昨年は、被爆地を訪れることも、戦争について考える余裕もなかった。8月8日に国会が解散して、総選挙へ突入したからだ。
あの時、私たちが訴えた増税・改憲問題は、この一年の展開を見ればまさに最大の争点であった。しかし、マスコミを先頭に世間は郵政民営化・「小泉劇場」に傾倒した。すでに痛みの政治が国民を襲っていたにもかかわらず。
精神科医の香山リカさんは、著書「テレビの罠――コイズミ現象を読みとく」でいろいろな角度から総選挙の結果と国民の意識を分析している。「…『勝ち馬に乗り遅れたらもうおしまいだ』という切迫した不安が巣くっていたことなのではないだろうか」「たとえ一瞬でも“セレブオーラ”

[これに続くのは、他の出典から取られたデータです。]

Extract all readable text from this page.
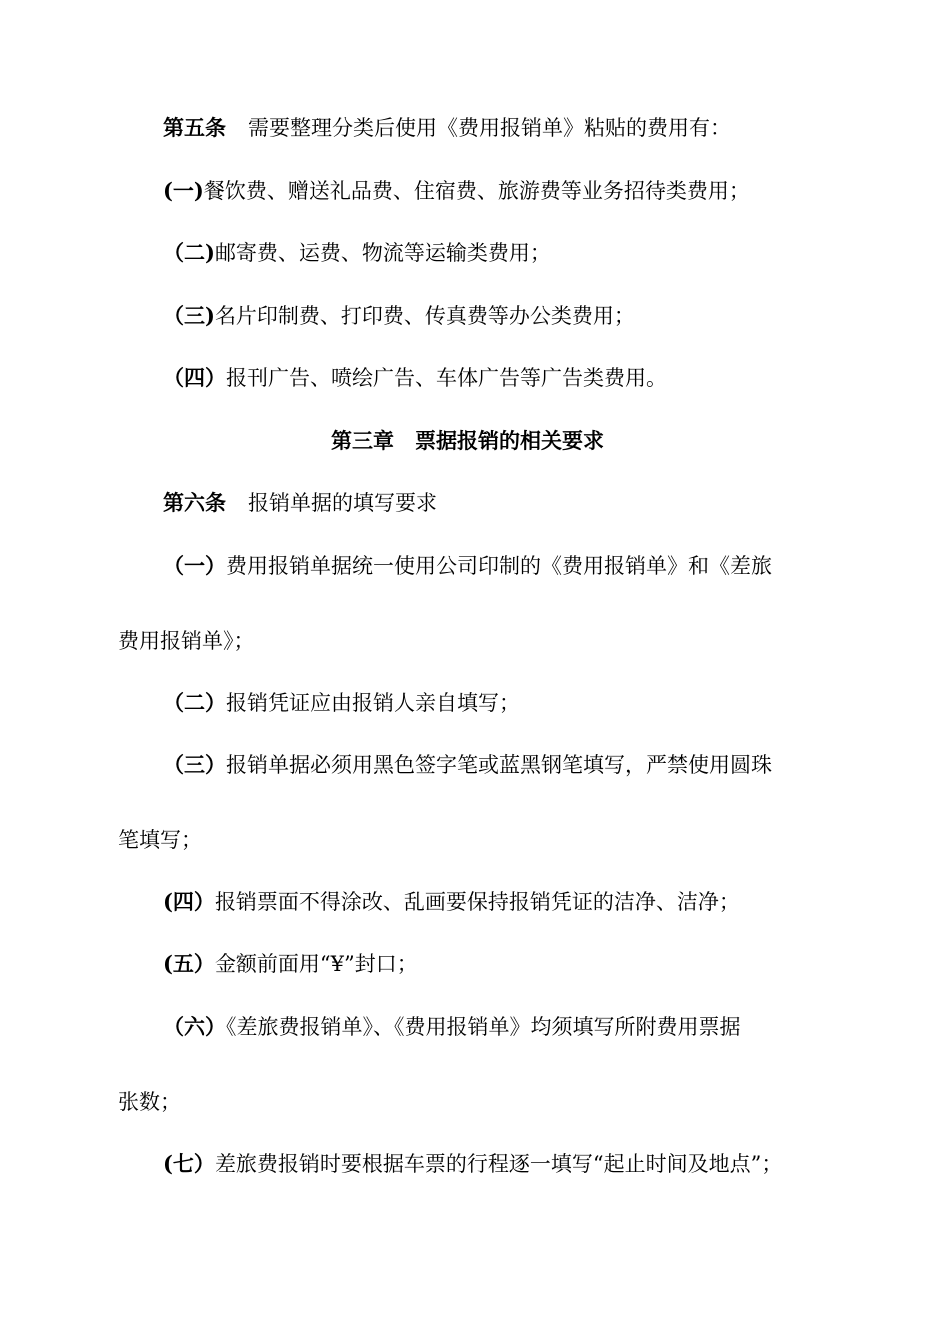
第五条 需要整理分类后使用《费用报销单》粘贴的费用有：
(一)餐饮费、赠送礼品费、住宿费、旅游费等业务招待类费用；
（二)邮寄费、运费、物流等运输类费用；
（三)名片印制费、打印费、传真费等办公类费用；
（四）报刊广告、喷绘广告、车体广告等广告类费用。
第三章　票据报销的相关要求
第六条 报销单据的填写要求
（一）费用报销单据统一使用公司印制的《费用报销单》和《差旅
费用报销单》；
（二）报销凭证应由报销人亲自填写；
（三）报销单据必须用黑色签字笔或蓝黑钢笔填写，严禁使用圆珠
笔填写；
(四）报销票面不得涂改、乱画要保持报销凭证的洁净、洁净；
(五）金额前面用“¥”封口；
（六）《差旅费报销单》、《费用报销单》均须填写所附费用票据
张数；
(七）差旅费报销时要根据车票的行程逐一填写“起止时间及地点”；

を浴びて『私だって本当は勝ち組よ』という幻想に漬せなければ毎日を乗り切っていけないほど格差が広がり、“格下”にいる人たちは逼迫した状況にある…」
私も、政権与党のウソとゴマカシ、マスコミの巨大な力に、国民がただ踊らされているとは思わない。平和と暮らしを脅かす政治に対して、有権者の目線は冷静で厳しい、というのがこの一年間の活動をとおしての実感だ。要は我々の主体的な力の構築である。
本稿を書いている時に、かつて対話した福岡市東区の青年が「党に入ってがんばっています」とメールを寄せてくれた。うれしい。共産党熊本県委員会の支部経験交流会で居住支部の方が「私たちは微力だが、無力ではない」と発言したことを思い出す。
たった今、小泉首相が靖国神社を公式参拝したニュースが飛び込んできた。侵略戦争を正当化する広告塔に頭を下げ、またしても平和と戦争犠牲者を冒涜した。
真実を伝え、正義を貫く活動をいっそう進めなければ。二度と戦争を繰り返してはいけないし、1年前のような選挙結果をつくりだしてもいけない。8月15日の決意。